I’ll be the first to admit it: I have a horrible memory. I suppose that’s how I got into working for a magazine in the first place. I’ve always been drawn to documenting events—whether through written word or photography–so that I can remember the good times from my past. I have stacks upon stacks of photo albums, and occasionally I’ll flip through them. They muster up that warm, achy feeling of nostalgia, and as I browse them, I begin to remember the sounds and smells of that period in my life.
Another one of the things I love about the magazine world is that I’m constantly learning new things by reading the articles we publish. It’s information I put to use in my own garden and kitchen. But as much as I read, I learn even more when I get out onto someone else’s farm and work alongside them. I learn new ways of harvesting vegetables, planting seeds and fighting pests. The learning experience is rich, and it sticks with me longer than the words of an article (though, sometimes I still have to take a picture to jog my memory). I don’t like to forget the things people tell me, but like Ben Franklin says, I will. I’ve learned that as I try to cram more and more information into my brain, I’ll absorb it better if I’m in the middle of the action.
This week, I’m out visiting the farmers of the New Orleans area. Raised in the Midwest and with my current roots placed down in Kentucky, I’ve never had the opportunity to visit the Deep South. It’s exciting! People here are farming more than fruits, vegetables and traditional livestock. Seafood is a huge part of the local diet, and I’ve even seen farms that specialize in alligators! While the hot summer is the off-season for growing here, I’m learning so much—things I could have never imagined if I were reading about it from my computer screen.
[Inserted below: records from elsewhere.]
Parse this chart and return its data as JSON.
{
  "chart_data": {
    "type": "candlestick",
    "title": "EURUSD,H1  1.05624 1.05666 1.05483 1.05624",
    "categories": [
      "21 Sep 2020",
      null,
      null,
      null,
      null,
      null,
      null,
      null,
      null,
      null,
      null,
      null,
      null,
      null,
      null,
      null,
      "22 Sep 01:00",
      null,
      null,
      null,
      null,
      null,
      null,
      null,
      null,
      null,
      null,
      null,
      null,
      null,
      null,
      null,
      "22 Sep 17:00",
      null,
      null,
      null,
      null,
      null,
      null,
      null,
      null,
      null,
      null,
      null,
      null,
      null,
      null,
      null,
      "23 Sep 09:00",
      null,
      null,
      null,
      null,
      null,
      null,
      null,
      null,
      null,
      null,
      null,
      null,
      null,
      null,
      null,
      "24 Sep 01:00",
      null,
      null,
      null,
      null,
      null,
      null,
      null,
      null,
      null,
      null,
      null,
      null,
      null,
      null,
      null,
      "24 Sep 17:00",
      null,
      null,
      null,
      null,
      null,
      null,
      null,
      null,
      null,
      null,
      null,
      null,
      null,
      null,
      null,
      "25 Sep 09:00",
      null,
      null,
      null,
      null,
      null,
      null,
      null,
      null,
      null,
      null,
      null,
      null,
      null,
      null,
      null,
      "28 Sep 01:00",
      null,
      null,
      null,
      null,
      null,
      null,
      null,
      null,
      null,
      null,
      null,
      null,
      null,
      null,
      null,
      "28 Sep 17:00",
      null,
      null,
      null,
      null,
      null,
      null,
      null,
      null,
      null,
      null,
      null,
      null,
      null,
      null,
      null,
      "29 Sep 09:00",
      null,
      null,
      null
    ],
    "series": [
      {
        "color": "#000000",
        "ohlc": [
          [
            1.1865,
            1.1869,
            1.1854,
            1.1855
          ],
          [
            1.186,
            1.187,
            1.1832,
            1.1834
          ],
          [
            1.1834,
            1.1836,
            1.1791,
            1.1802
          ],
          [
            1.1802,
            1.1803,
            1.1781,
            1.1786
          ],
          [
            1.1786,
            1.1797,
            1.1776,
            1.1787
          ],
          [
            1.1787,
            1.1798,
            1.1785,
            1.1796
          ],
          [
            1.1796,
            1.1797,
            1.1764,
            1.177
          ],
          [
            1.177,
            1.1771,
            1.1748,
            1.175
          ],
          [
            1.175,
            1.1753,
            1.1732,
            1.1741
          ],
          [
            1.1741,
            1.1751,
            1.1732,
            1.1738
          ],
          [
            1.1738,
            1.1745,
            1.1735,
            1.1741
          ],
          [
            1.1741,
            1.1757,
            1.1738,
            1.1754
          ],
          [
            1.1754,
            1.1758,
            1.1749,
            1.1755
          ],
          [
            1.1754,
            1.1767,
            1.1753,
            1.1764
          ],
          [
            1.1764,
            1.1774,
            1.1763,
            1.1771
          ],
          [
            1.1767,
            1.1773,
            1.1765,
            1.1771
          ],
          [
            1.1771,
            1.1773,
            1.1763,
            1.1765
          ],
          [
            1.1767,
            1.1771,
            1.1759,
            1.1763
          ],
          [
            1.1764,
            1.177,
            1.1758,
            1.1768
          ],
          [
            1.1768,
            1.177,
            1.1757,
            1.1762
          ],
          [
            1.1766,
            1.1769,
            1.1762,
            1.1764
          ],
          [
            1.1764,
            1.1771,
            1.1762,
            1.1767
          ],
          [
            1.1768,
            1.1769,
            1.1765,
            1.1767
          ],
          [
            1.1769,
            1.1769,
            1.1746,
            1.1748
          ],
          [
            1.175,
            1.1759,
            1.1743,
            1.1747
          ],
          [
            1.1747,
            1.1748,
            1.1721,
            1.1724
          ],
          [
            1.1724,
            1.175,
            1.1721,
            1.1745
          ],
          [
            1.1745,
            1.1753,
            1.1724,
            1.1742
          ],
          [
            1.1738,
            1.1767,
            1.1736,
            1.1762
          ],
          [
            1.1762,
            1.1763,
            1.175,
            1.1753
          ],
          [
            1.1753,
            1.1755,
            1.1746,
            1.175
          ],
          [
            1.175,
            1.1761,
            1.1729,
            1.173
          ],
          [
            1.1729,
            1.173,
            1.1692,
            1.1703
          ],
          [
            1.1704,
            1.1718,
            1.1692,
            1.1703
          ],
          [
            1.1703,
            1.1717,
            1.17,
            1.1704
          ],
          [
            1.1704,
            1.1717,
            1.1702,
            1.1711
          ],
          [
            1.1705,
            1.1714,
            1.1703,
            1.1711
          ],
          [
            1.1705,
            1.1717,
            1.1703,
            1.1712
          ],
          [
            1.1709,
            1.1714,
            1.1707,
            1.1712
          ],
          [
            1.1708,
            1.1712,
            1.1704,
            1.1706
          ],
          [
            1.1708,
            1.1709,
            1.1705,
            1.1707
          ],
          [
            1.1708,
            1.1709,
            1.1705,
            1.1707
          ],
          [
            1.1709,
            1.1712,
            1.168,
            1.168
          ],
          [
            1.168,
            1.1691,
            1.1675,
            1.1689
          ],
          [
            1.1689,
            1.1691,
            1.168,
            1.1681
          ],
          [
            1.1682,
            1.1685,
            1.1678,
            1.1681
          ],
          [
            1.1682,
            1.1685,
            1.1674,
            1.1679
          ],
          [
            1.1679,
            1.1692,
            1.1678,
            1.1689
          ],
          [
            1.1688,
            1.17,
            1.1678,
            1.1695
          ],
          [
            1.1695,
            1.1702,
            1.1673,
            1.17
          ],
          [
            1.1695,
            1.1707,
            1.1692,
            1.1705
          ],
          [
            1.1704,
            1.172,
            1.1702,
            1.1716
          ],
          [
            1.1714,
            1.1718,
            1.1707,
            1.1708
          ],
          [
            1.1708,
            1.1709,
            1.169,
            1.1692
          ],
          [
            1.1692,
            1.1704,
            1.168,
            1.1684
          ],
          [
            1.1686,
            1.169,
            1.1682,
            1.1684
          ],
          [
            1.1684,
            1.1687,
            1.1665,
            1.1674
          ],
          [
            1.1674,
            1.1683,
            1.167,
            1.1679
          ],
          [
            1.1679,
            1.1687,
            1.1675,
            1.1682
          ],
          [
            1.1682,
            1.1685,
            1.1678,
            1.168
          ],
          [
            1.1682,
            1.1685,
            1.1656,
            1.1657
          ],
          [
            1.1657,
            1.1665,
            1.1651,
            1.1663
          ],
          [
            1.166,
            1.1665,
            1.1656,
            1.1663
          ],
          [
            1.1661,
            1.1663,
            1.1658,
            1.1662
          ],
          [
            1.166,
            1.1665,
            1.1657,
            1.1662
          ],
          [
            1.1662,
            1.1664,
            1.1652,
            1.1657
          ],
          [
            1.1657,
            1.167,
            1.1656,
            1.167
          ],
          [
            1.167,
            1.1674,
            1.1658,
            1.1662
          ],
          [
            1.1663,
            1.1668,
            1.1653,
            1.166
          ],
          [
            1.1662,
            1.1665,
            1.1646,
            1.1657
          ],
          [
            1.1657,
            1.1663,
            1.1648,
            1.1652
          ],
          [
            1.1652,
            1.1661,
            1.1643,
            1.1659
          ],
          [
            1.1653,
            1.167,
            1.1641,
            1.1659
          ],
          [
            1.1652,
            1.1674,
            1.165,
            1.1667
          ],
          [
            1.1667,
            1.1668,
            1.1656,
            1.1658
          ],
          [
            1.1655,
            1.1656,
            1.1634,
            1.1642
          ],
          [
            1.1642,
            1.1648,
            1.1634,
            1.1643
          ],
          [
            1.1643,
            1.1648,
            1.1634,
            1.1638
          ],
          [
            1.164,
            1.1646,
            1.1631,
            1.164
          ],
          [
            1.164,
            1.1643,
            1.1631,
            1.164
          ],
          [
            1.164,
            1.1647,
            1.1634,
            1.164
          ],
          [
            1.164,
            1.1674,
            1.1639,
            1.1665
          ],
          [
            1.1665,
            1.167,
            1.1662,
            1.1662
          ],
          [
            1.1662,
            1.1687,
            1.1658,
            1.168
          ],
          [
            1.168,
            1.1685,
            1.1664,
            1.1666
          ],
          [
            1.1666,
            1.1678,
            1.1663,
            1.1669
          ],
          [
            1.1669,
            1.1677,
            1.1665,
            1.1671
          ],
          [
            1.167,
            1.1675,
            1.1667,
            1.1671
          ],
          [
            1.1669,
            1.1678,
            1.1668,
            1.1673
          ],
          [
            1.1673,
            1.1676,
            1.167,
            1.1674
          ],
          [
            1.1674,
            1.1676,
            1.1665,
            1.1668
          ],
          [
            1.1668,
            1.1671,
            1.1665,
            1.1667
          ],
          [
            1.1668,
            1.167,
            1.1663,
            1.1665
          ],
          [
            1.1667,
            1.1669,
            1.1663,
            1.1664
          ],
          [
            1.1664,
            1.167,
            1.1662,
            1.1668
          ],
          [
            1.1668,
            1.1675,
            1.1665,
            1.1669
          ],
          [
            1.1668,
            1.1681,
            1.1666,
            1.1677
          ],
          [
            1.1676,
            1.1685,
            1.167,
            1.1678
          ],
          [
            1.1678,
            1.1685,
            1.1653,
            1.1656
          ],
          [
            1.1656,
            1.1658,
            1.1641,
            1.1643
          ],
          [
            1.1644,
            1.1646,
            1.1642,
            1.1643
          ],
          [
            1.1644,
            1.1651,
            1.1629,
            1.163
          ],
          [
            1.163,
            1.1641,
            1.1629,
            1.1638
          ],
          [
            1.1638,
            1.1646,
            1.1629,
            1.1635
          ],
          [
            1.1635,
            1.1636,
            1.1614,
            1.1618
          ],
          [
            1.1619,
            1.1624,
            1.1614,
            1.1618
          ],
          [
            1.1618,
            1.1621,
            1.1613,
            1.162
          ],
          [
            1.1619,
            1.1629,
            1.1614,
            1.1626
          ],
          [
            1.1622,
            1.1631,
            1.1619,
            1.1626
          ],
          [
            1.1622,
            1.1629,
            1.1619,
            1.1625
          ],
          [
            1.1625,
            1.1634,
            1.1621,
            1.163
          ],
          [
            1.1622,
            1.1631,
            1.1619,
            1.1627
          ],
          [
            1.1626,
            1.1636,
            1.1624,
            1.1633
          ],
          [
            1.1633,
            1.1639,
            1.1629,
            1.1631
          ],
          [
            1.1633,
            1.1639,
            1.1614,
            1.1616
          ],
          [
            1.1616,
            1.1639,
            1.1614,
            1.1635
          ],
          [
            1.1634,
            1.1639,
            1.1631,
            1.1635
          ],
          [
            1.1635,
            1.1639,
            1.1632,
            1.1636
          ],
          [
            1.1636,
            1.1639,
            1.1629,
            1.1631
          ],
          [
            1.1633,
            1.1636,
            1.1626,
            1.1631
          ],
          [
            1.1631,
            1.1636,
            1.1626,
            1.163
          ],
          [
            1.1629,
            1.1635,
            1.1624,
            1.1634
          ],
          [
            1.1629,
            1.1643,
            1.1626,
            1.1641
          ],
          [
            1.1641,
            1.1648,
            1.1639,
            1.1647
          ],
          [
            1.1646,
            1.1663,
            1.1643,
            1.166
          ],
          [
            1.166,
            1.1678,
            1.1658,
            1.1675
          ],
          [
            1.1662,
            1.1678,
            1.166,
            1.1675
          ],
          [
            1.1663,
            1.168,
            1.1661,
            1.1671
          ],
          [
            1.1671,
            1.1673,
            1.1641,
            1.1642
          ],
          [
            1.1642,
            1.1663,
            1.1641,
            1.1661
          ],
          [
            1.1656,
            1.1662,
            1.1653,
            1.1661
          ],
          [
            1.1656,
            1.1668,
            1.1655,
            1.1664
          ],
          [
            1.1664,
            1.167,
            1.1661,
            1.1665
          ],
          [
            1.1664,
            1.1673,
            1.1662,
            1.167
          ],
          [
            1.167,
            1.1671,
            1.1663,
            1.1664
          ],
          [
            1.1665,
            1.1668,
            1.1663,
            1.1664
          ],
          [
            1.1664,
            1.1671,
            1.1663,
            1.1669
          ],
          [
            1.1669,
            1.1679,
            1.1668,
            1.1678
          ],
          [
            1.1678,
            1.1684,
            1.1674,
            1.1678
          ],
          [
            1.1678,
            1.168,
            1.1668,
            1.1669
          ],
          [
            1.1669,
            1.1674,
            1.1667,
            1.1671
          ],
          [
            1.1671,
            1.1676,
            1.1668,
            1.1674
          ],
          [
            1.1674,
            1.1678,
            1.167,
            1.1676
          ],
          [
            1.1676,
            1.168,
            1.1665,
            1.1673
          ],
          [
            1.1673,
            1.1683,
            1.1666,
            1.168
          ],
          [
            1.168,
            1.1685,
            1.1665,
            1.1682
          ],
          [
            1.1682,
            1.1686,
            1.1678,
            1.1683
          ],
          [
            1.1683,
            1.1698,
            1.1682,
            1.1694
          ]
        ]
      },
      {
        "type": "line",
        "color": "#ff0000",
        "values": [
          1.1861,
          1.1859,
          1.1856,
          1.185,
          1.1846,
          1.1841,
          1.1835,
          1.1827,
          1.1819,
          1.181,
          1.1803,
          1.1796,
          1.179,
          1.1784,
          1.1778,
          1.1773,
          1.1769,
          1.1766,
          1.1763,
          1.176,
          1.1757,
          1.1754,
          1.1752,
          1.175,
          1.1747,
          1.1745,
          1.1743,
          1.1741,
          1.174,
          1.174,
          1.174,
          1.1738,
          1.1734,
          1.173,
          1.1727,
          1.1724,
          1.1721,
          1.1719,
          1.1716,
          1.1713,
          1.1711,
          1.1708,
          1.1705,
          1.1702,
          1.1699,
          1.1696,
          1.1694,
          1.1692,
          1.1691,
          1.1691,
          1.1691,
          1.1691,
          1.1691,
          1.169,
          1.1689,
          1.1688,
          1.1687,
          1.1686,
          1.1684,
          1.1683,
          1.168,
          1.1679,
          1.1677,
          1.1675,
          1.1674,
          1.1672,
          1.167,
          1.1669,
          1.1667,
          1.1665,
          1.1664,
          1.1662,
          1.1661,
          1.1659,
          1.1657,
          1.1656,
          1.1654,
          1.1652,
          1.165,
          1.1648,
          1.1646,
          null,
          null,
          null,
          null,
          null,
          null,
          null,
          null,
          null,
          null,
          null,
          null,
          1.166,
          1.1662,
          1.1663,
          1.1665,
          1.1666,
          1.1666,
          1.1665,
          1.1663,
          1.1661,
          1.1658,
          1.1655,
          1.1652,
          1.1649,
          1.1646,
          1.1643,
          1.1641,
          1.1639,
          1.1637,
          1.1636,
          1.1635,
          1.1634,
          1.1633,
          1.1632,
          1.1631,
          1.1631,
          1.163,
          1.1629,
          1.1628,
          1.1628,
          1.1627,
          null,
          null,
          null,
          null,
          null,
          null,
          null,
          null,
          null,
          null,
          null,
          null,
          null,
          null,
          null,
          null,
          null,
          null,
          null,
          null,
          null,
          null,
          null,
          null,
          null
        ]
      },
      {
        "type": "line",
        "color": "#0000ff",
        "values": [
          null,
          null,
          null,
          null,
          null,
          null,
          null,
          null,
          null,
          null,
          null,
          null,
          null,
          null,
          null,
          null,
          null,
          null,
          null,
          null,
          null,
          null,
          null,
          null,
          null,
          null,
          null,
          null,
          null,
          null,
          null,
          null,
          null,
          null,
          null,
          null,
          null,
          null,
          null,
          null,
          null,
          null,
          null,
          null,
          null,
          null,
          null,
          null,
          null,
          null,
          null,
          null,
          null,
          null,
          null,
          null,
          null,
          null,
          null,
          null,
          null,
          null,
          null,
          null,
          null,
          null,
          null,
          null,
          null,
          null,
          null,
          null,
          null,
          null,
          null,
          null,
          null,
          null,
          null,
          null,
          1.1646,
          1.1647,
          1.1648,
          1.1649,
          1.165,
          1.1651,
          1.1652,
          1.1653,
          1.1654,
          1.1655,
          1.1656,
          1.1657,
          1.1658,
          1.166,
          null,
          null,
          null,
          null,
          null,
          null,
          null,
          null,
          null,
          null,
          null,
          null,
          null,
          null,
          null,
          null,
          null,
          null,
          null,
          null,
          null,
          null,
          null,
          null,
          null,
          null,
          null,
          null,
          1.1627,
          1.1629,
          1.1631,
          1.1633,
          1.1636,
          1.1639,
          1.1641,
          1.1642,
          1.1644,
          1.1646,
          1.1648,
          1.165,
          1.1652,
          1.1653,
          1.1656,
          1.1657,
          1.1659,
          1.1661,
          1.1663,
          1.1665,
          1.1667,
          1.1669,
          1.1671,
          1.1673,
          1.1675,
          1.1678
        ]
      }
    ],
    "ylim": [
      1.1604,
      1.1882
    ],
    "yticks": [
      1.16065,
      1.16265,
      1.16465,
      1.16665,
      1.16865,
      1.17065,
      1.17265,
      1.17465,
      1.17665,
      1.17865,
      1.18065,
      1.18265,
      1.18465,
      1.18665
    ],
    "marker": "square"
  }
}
So if there’s something right now you’re itching to dig into, do it! Approach a farmer friend who’s practicing a different husbandry method or growing technique, and ask if you can help them out with their farm chores for a day. Ask them questions and practice the method alongside them before taking the knowledge back to your own farm. If you’re like me, you might have to take a photo to remember all the details, but by getting yourself involved in new activities or practices, your own farm is sure to be enriched.